同社最大の総合複合施設は何年も赤字が続いている。ドイツ以外の地域ではすべて黒字である。2023年の純利益は2億2,500万ユーロで、グループは2019年からの純利益(84億ユーロ)の約3%しか達成していない。

つまり、利益、ひいてはすべての配当金の支払いは、現在、海外の勤勉なBASF従業員によって生み出されている。ドイツは利益を食いつぶし、もはや配当支払いに貢献していない。

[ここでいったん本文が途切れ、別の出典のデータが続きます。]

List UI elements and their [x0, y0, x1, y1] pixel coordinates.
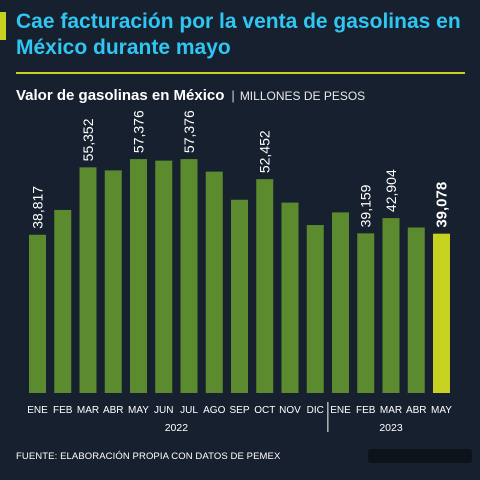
data-label-5: 57,376 — [131, 110, 147, 153]
x-tick-label-6: JUN — [154, 405, 173, 416]
x-tick-label-3: MAR — [77, 405, 99, 416]
bar-11 — [281, 202, 299, 393]
x-tick-label-16: ABR — [406, 405, 427, 416]
x-tick-label-10: OCT — [254, 405, 275, 416]
x-tick-label-17: MAY — [431, 405, 452, 416]
bar-17 — [433, 233, 450, 393]
year-label-1: 2022 — [165, 422, 189, 434]
data-label-1: 38,817 — [30, 186, 46, 229]
bar-14 — [357, 233, 375, 393]
bar-4 — [104, 170, 122, 393]
chart-subtitle: Valor de gasolinas en México | MILLONES DE… — [16, 87, 365, 104]
x-tick-label-8: AGO — [203, 405, 225, 416]
bar-16 — [407, 227, 425, 393]
x-tick-label-4: ABR — [103, 405, 124, 416]
data-label-3: 55,352 — [80, 118, 96, 161]
data-label-10: 52,452 — [257, 130, 273, 173]
bar-5 — [130, 159, 147, 393]
bar-3 — [79, 167, 97, 393]
bar-7 — [180, 159, 198, 393]
page-title: Cae facturación por la venta de gasolina… — [16, 10, 461, 59]
y-axis-unit: MILLONES DE PESOS — [239, 89, 366, 103]
bar-15 — [382, 218, 400, 393]
bar-9 — [231, 199, 248, 393]
title-accent-bar — [0, 12, 6, 40]
x-tick-label-7: JUL — [180, 405, 198, 416]
x-tick-label-11: NOV — [279, 405, 301, 416]
data-label-17: 39,078 — [434, 182, 451, 228]
publisher-logo — [368, 449, 472, 463]
x-tick-label-2: FEB — [53, 405, 73, 416]
bar-13 — [332, 212, 349, 393]
bar-1 — [29, 234, 46, 393]
x-tick-label-1: ENE — [27, 405, 48, 416]
bar-12 — [306, 225, 324, 393]
data-label-15: 42,904 — [383, 169, 399, 212]
x-tick-label-9: SEP — [229, 405, 249, 416]
year-label-2: 2023 — [379, 422, 403, 434]
data-label-14: 39,159 — [358, 184, 374, 227]
x-tick-label-5: MAY — [128, 405, 149, 416]
bar-10 — [256, 179, 274, 393]
data-label-7: 57,376 — [181, 110, 197, 153]
x-tick-label-14: FEB — [356, 405, 376, 416]
bar-2 — [54, 209, 72, 393]
bar-8 — [205, 171, 223, 393]
x-tick-label-12: DIC — [307, 405, 324, 416]
x-tick-label-13: ENE — [330, 405, 351, 416]
chart-title: Valor de gasolinas en México — [16, 87, 225, 104]
bar-6 — [155, 160, 173, 393]
x-tick-label-15: MAR — [380, 405, 402, 416]
source-note: FUENTE: ELABORACIÓN PROPIA CON DATOS DE … — [16, 451, 281, 462]
subtitle-separator: | — [231, 88, 235, 103]
title-divider — [16, 72, 465, 74]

執行役員会は、このような数字を長期的に無視することはできないため、削減を決定した。比較的新しい工場も含め、ドイツ国内の11の生産工場が閉鎖されることになったと、昨日のTagesschau紙が報じている。


#5 政治とビジネスとの決裂

最高経営責任者(CEO)と政治家は、もはや互いに多くを語ることはない。マルティン・ブルーダーミュラーはかつて、緑の党の経済諮問委員会のメンバーであることを誇りに思っていた。彼は、ロベルト・ハーベックが恩着せがましく自分の携帯電話番号を教えてくれただけで、新経済大臣の耳に入っていると信じていた。2021年11月の連立政権発足時、ブルーダミューラーは楽観的な見通しを語った: 

 「3党が合意に達するまでの速さと団結には目を見張るものがある。勇気づけられる兆候だ"」


ハーベックは、原子力産業からの安定した電力供給の廃止を含む気候変動アジェンダを押し通した。化学ガイドライン、サプライチェーン法、法人税に関しても容赦はない。BASFの無言の別れは承認され、受け入れられている。ブルーダミューラーは、今は違うようだ: 

 「産業界の懸念や叫びは、もはや連邦政府には届かない。